La situation explosive au Moyen-Orient où Israël fait feu de tout bois contre les Palestiniens, l’inflation infernale et galopante qui a conduit à la crise économique actuelle ébranlant la planète depuis la fin de la crise du Covid-19 et le début de la guerre Iran-Irak, la montée du populisme et des extrémismes en Europe, les ravages de la politique économique chinoise avec ses nouvelles routes de la soie ont fait de la période actuelle un véritable tournant de l’humanité avec la montée des périls multiformes faisant craindre un embrasement du monde.

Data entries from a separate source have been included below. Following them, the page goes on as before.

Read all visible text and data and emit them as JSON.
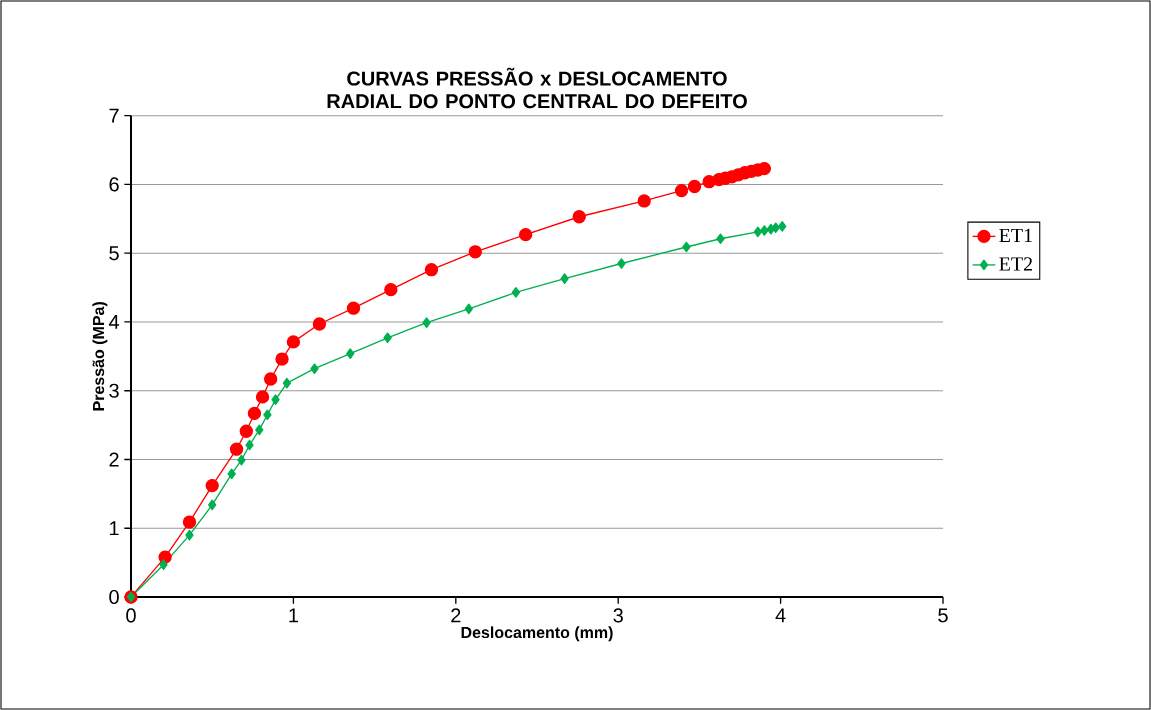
{
  "chart_data": {
    "type": "line",
    "title": "CURVAS PRESSÃO x DESLOCAMENTO RADIAL DO PONTO CENTRAL DO DEFEITO",
    "xlabel": "Deslocamento  (mm)",
    "ylabel": "Pressão  (MPa)",
    "xlim": [
      0,
      5
    ],
    "ylim": [
      0,
      7
    ],
    "xticks": [
      0,
      1,
      2,
      3,
      4,
      5
    ],
    "yticks": [
      0,
      1,
      2,
      3,
      4,
      5,
      6,
      7
    ],
    "grid": "y",
    "legend": "right",
    "line_style": "solid",
    "series": [
      {
        "name": "ET1",
        "color": "#ff0000",
        "marker": "circle",
        "x": [
          0,
          0.21,
          0.36,
          0.5,
          0.65,
          0.71,
          0.76,
          0.81,
          0.86,
          0.93,
          1.0,
          1.16,
          1.37,
          1.6,
          1.85,
          2.12,
          2.43,
          2.76,
          3.16,
          3.39,
          3.47,
          3.56,
          3.62,
          3.66,
          3.7,
          3.74,
          3.78,
          3.82,
          3.86,
          3.9
        ],
        "values": [
          0,
          0.58,
          1.09,
          1.62,
          2.15,
          2.41,
          2.67,
          2.91,
          3.17,
          3.46,
          3.71,
          3.97,
          4.2,
          4.47,
          4.76,
          5.02,
          5.27,
          5.53,
          5.76,
          5.91,
          5.97,
          6.04,
          6.07,
          6.09,
          6.11,
          6.14,
          6.17,
          6.19,
          6.21,
          6.23
        ]
      },
      {
        "name": "ET2",
        "color": "#00b050",
        "marker": "diamond",
        "x": [
          0,
          0.2,
          0.36,
          0.5,
          0.62,
          0.68,
          0.73,
          0.79,
          0.84,
          0.89,
          0.96,
          1.13,
          1.35,
          1.58,
          1.82,
          2.08,
          2.37,
          2.67,
          3.02,
          3.42,
          3.63,
          3.86,
          3.9,
          3.94,
          3.97,
          4.01
        ],
        "values": [
          0,
          0.47,
          0.9,
          1.34,
          1.79,
          1.99,
          2.21,
          2.43,
          2.65,
          2.87,
          3.11,
          3.32,
          3.54,
          3.77,
          3.99,
          4.19,
          4.43,
          4.63,
          4.85,
          5.09,
          5.21,
          5.31,
          5.33,
          5.35,
          5.37,
          5.39
        ]
      }
    ]
  }
}
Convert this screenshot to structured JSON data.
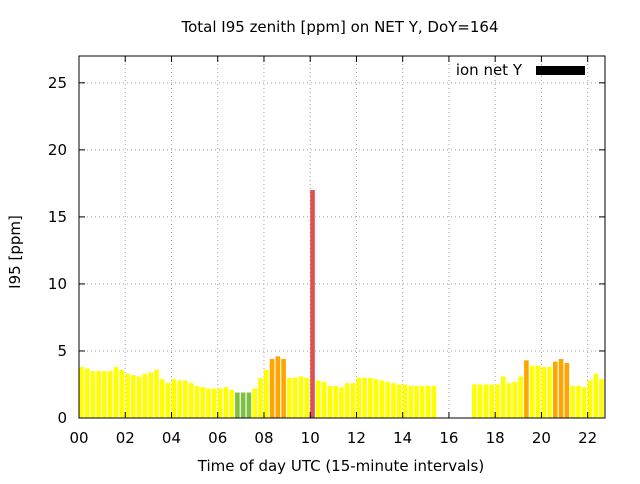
{
  "chart_data": {
    "type": "bar",
    "title": "Total I95 zenith [ppm] on NET Y, DoY=164",
    "xlabel": "Time of day UTC (15-minute intervals)",
    "ylabel": "I95 [ppm]",
    "xlim": [
      0,
      22.75
    ],
    "ylim": [
      0,
      27
    ],
    "x_ticks": [
      0,
      2,
      4,
      6,
      8,
      10,
      12,
      14,
      16,
      18,
      20,
      22
    ],
    "x_tick_labels": [
      "00",
      "02",
      "04",
      "06",
      "08",
      "10",
      "12",
      "14",
      "16",
      "18",
      "20",
      "22"
    ],
    "y_ticks": [
      0,
      5,
      10,
      15,
      20,
      25
    ],
    "y_tick_labels": [
      "0",
      "5",
      "10",
      "15",
      "20",
      "25"
    ],
    "grid": true,
    "legend": {
      "label": "ion net Y",
      "color": "#000000",
      "position": "top-right"
    },
    "bar_width_hours": 0.2,
    "colors": {
      "yellow": "#ffff00",
      "orange": "#ffa500",
      "green": "#7dc142",
      "red": "#e05050"
    },
    "bars": [
      {
        "t": 0.0,
        "v": 3.8,
        "c": "yellow"
      },
      {
        "t": 0.25,
        "v": 3.7,
        "c": "yellow"
      },
      {
        "t": 0.5,
        "v": 3.5,
        "c": "yellow"
      },
      {
        "t": 0.75,
        "v": 3.5,
        "c": "yellow"
      },
      {
        "t": 1.0,
        "v": 3.5,
        "c": "yellow"
      },
      {
        "t": 1.25,
        "v": 3.5,
        "c": "yellow"
      },
      {
        "t": 1.5,
        "v": 3.8,
        "c": "yellow"
      },
      {
        "t": 1.75,
        "v": 3.6,
        "c": "yellow"
      },
      {
        "t": 2.0,
        "v": 3.3,
        "c": "yellow"
      },
      {
        "t": 2.25,
        "v": 3.2,
        "c": "yellow"
      },
      {
        "t": 2.5,
        "v": 3.1,
        "c": "yellow"
      },
      {
        "t": 2.75,
        "v": 3.3,
        "c": "yellow"
      },
      {
        "t": 3.0,
        "v": 3.4,
        "c": "yellow"
      },
      {
        "t": 3.25,
        "v": 3.6,
        "c": "yellow"
      },
      {
        "t": 3.5,
        "v": 2.9,
        "c": "yellow"
      },
      {
        "t": 3.75,
        "v": 2.6,
        "c": "yellow"
      },
      {
        "t": 4.0,
        "v": 2.9,
        "c": "yellow"
      },
      {
        "t": 4.25,
        "v": 2.8,
        "c": "yellow"
      },
      {
        "t": 4.5,
        "v": 2.8,
        "c": "yellow"
      },
      {
        "t": 4.75,
        "v": 2.6,
        "c": "yellow"
      },
      {
        "t": 5.0,
        "v": 2.4,
        "c": "yellow"
      },
      {
        "t": 5.25,
        "v": 2.3,
        "c": "yellow"
      },
      {
        "t": 5.5,
        "v": 2.2,
        "c": "yellow"
      },
      {
        "t": 5.75,
        "v": 2.2,
        "c": "yellow"
      },
      {
        "t": 6.0,
        "v": 2.2,
        "c": "yellow"
      },
      {
        "t": 6.25,
        "v": 2.3,
        "c": "yellow"
      },
      {
        "t": 6.5,
        "v": 2.1,
        "c": "yellow"
      },
      {
        "t": 6.75,
        "v": 1.9,
        "c": "green"
      },
      {
        "t": 7.0,
        "v": 1.9,
        "c": "green"
      },
      {
        "t": 7.25,
        "v": 1.9,
        "c": "green"
      },
      {
        "t": 7.5,
        "v": 2.2,
        "c": "yellow"
      },
      {
        "t": 7.75,
        "v": 3.0,
        "c": "yellow"
      },
      {
        "t": 8.0,
        "v": 3.6,
        "c": "yellow"
      },
      {
        "t": 8.25,
        "v": 4.4,
        "c": "orange"
      },
      {
        "t": 8.5,
        "v": 4.6,
        "c": "orange"
      },
      {
        "t": 8.75,
        "v": 4.4,
        "c": "orange"
      },
      {
        "t": 9.0,
        "v": 3.0,
        "c": "yellow"
      },
      {
        "t": 9.25,
        "v": 3.0,
        "c": "yellow"
      },
      {
        "t": 9.5,
        "v": 3.1,
        "c": "yellow"
      },
      {
        "t": 9.75,
        "v": 3.0,
        "c": "yellow"
      },
      {
        "t": 10.0,
        "v": 17.0,
        "c": "red"
      },
      {
        "t": 10.25,
        "v": 2.8,
        "c": "yellow"
      },
      {
        "t": 10.5,
        "v": 2.7,
        "c": "yellow"
      },
      {
        "t": 10.75,
        "v": 2.4,
        "c": "yellow"
      },
      {
        "t": 11.0,
        "v": 2.4,
        "c": "yellow"
      },
      {
        "t": 11.25,
        "v": 2.3,
        "c": "yellow"
      },
      {
        "t": 11.5,
        "v": 2.6,
        "c": "yellow"
      },
      {
        "t": 11.75,
        "v": 2.6,
        "c": "yellow"
      },
      {
        "t": 12.0,
        "v": 3.0,
        "c": "yellow"
      },
      {
        "t": 12.25,
        "v": 3.0,
        "c": "yellow"
      },
      {
        "t": 12.5,
        "v": 3.0,
        "c": "yellow"
      },
      {
        "t": 12.75,
        "v": 2.9,
        "c": "yellow"
      },
      {
        "t": 13.0,
        "v": 2.8,
        "c": "yellow"
      },
      {
        "t": 13.25,
        "v": 2.7,
        "c": "yellow"
      },
      {
        "t": 13.5,
        "v": 2.6,
        "c": "yellow"
      },
      {
        "t": 13.75,
        "v": 2.5,
        "c": "yellow"
      },
      {
        "t": 14.0,
        "v": 2.5,
        "c": "yellow"
      },
      {
        "t": 14.25,
        "v": 2.4,
        "c": "yellow"
      },
      {
        "t": 14.5,
        "v": 2.4,
        "c": "yellow"
      },
      {
        "t": 14.75,
        "v": 2.4,
        "c": "yellow"
      },
      {
        "t": 15.0,
        "v": 2.4,
        "c": "yellow"
      },
      {
        "t": 15.25,
        "v": 2.4,
        "c": "yellow"
      },
      {
        "t": 17.0,
        "v": 2.5,
        "c": "yellow"
      },
      {
        "t": 17.25,
        "v": 2.5,
        "c": "yellow"
      },
      {
        "t": 17.5,
        "v": 2.5,
        "c": "yellow"
      },
      {
        "t": 17.75,
        "v": 2.5,
        "c": "yellow"
      },
      {
        "t": 18.0,
        "v": 2.5,
        "c": "yellow"
      },
      {
        "t": 18.25,
        "v": 3.1,
        "c": "yellow"
      },
      {
        "t": 18.5,
        "v": 2.6,
        "c": "yellow"
      },
      {
        "t": 18.75,
        "v": 2.7,
        "c": "yellow"
      },
      {
        "t": 19.0,
        "v": 3.1,
        "c": "yellow"
      },
      {
        "t": 19.25,
        "v": 4.3,
        "c": "orange"
      },
      {
        "t": 19.5,
        "v": 3.9,
        "c": "yellow"
      },
      {
        "t": 19.75,
        "v": 3.9,
        "c": "yellow"
      },
      {
        "t": 20.0,
        "v": 3.8,
        "c": "yellow"
      },
      {
        "t": 20.25,
        "v": 3.8,
        "c": "yellow"
      },
      {
        "t": 20.5,
        "v": 4.2,
        "c": "orange"
      },
      {
        "t": 20.75,
        "v": 4.4,
        "c": "orange"
      },
      {
        "t": 21.0,
        "v": 4.1,
        "c": "orange"
      },
      {
        "t": 21.25,
        "v": 2.4,
        "c": "yellow"
      },
      {
        "t": 21.5,
        "v": 2.4,
        "c": "yellow"
      },
      {
        "t": 21.75,
        "v": 2.3,
        "c": "yellow"
      },
      {
        "t": 22.0,
        "v": 2.8,
        "c": "yellow"
      },
      {
        "t": 22.25,
        "v": 3.3,
        "c": "yellow"
      },
      {
        "t": 22.5,
        "v": 2.9,
        "c": "yellow"
      }
    ]
  }
}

Je ne pense pas que ce soit le moment de se séparer de ceux qui ont l’expérience et les connaissances déjà éprouvées dans la gestion des affaires publiques et des relations internationales. Le patriotisme devrait toujours précéder la démocratie. Les Occidentaux ne se sont jamais scandalisés et n’ont jamais dénoncé les 16 ans de pouvoir de Mme Merkel, le troisième mandat de l’actuel président chinois ou la durée au pouvoir d’Erdogan.